Consultante en gestion de collections, Jo-Ann Kane est formelle : un nombre sans cesse croissant d’entreprises se montrent sensibles aux bénéfices apportés par l’inclusion d’œuvres d’art dans leur environnement. Cabinets d’avocats ou de comptables, cafés du coin, grandes bannières commerciales s’engagent dans la démarche, utilisant les services de professionnels en la matière ou agissant de façon instinctive et spontanée.
Ayant travaillé pour la Banque Nationale pendant 12 ans à titre de conservatrice – rôle qu’elle joue toujours auprès de l’institution financière tout en offrant, depuis deux ans, ses services à d’autres clients –, Mme Kane observe un effet de stimulation lié à la présence d’œuvres dans une entreprise. « J’ai par exemple vu des personnes changer leur manière de travailler, acquérir des toiles, se mettre à fréquenter les musées », dit-elle.
« J’ai parfois réalisé des acquisitions très surprenantes pour refléter le dynamisme d’une entreprise qui souhaite démontrer qu’elle aime faire les choses différemment. »
- Jo-Ann Kane, consultante en gestion de collections, et derrière elle, la sculpture Vague de l’artiste montréalais Patrick Coutu, laquelle trône dans le hall d’entrée de la succursale principale de la Banque Nationale. (Photo : Nathalie St-Pierre)

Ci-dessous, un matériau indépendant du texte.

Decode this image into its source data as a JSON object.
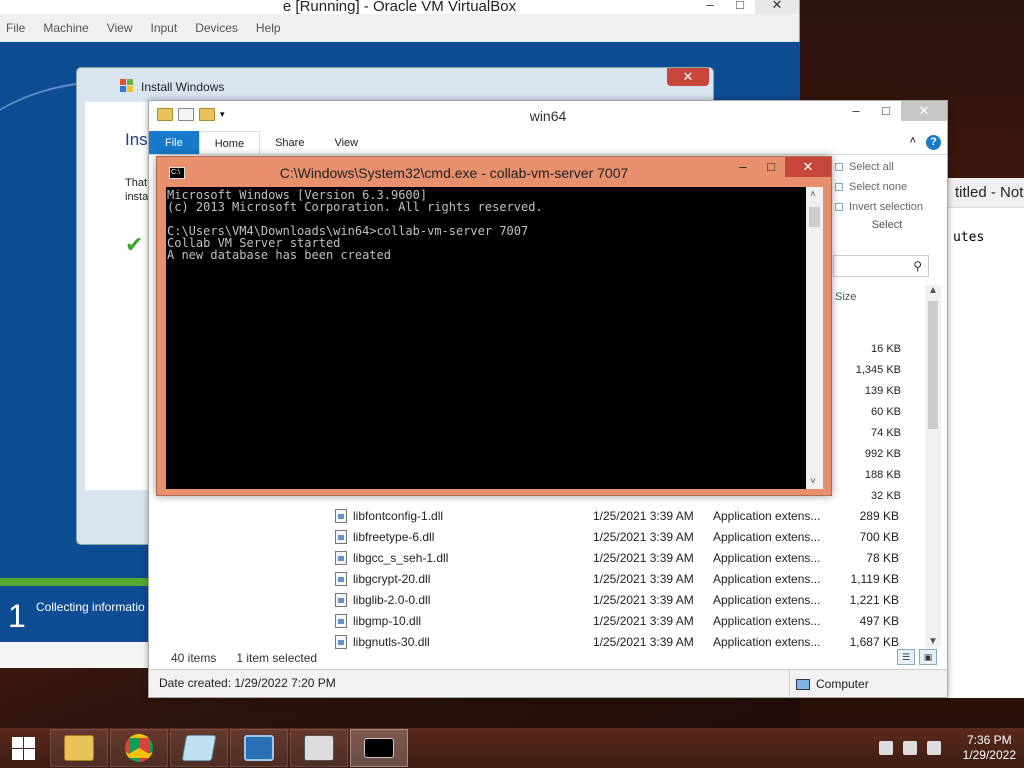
{
  "vbox": {
    "title": "e [Running] - Oracle VM VirtualBox",
    "menu": [
      "File",
      "Machine",
      "View",
      "Input",
      "Devices",
      "Help"
    ]
  },
  "install": {
    "title": "Install Windows",
    "heading": "Inst",
    "para_line1": "That",
    "para_line2": "insta",
    "step_number": "1",
    "step_text": "Collecting informatio"
  },
  "notepad": {
    "title": "titled - Not",
    "body": "utes"
  },
  "explorer": {
    "title": "win64",
    "tabs": [
      "File",
      "Home",
      "Share",
      "View"
    ],
    "ribbon_select": {
      "select_all": "Select all",
      "select_none": "Select none",
      "invert_selection": "Invert selection",
      "group_label": "Select"
    },
    "column_size": "Size",
    "partial_sizes": [
      "16 KB",
      "1,345 KB",
      "139 KB",
      "60 KB",
      "74 KB",
      "992 KB",
      "188 KB",
      "32 KB"
    ],
    "files": [
      {
        "name": "libfontconfig-1.dll",
        "date": "1/25/2021 3:39 AM",
        "type": "Application extens...",
        "size": "289 KB"
      },
      {
        "name": "libfreetype-6.dll",
        "date": "1/25/2021 3:39 AM",
        "type": "Application extens...",
        "size": "700 KB"
      },
      {
        "name": "libgcc_s_seh-1.dll",
        "date": "1/25/2021 3:39 AM",
        "type": "Application extens...",
        "size": "78 KB"
      },
      {
        "name": "libgcrypt-20.dll",
        "date": "1/25/2021 3:39 AM",
        "type": "Application extens...",
        "size": "1,119 KB"
      },
      {
        "name": "libglib-2.0-0.dll",
        "date": "1/25/2021 3:39 AM",
        "type": "Application extens...",
        "size": "1,221 KB"
      },
      {
        "name": "libgmp-10.dll",
        "date": "1/25/2021 3:39 AM",
        "type": "Application extens...",
        "size": "497 KB"
      },
      {
        "name": "libgnutls-30.dll",
        "date": "1/25/2021 3:39 AM",
        "type": "Application extens...",
        "size": "1,687 KB"
      }
    ],
    "status_items": "40 items",
    "status_selected": "1 item selected",
    "details": "Date created: 1/29/2022 7:20 PM",
    "location": "Computer"
  },
  "cmd": {
    "title": "C:\\Windows\\System32\\cmd.exe - collab-vm-server  7007",
    "lines": [
      "Microsoft Windows [Version 6.3.9600]",
      "(c) 2013 Microsoft Corporation. All rights reserved.",
      "",
      "C:\\Users\\VM4\\Downloads\\win64>collab-vm-server 7007",
      "Collab VM Server started",
      "A new database has been created"
    ]
  },
  "taskbar": {
    "time": "7:36 PM",
    "date": "1/29/2022"
  }
}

En affaires, faire de l’art un élément stratégique se révèle donc positif à plusieurs points de vue. Chez le personnel, cela participe au renforcement du sentiment d’appartenance non seulement envers l’employeur, mais aussi à l’égard de la collection acquise. « Dans les milieux de travail, les gens ont hâte, éprouvent une fierté et attendent impatiemment l’arrivée de nouvelles œuvres », ajoute celle qui détient une maîtrise en muséologie.
Bâtir une collection suppose un important exercice de réflexion. Les œuvres doivent entretenir des liens entre elles et communiquer globalement quelque chose. Les messages à livrer peuvent être de différentes natures et ils aident l’entreprise à se positionner, à afficher ses valeurs, à contribuer à son image de marque. Et là où certains optent pour une empreinte plus classique, d’autres choisissent la voie de l’audace.
« J’ai parfois réalisé des acquisitions très surprenantes pour refléter le dynamisme d’une entreprise qui souhaite démontrer qu’elle aime faire les choses différemment. Dans une politique d’achat, l’orientation adoptée unifie les personnes autour d’une vision, les amène à penser autrement. En soi, il faut également savoir que l’acquisition d’une œuvre représente un geste d’appui à l’endroit d’un créateur », fait valoir Jo-Ann Kane.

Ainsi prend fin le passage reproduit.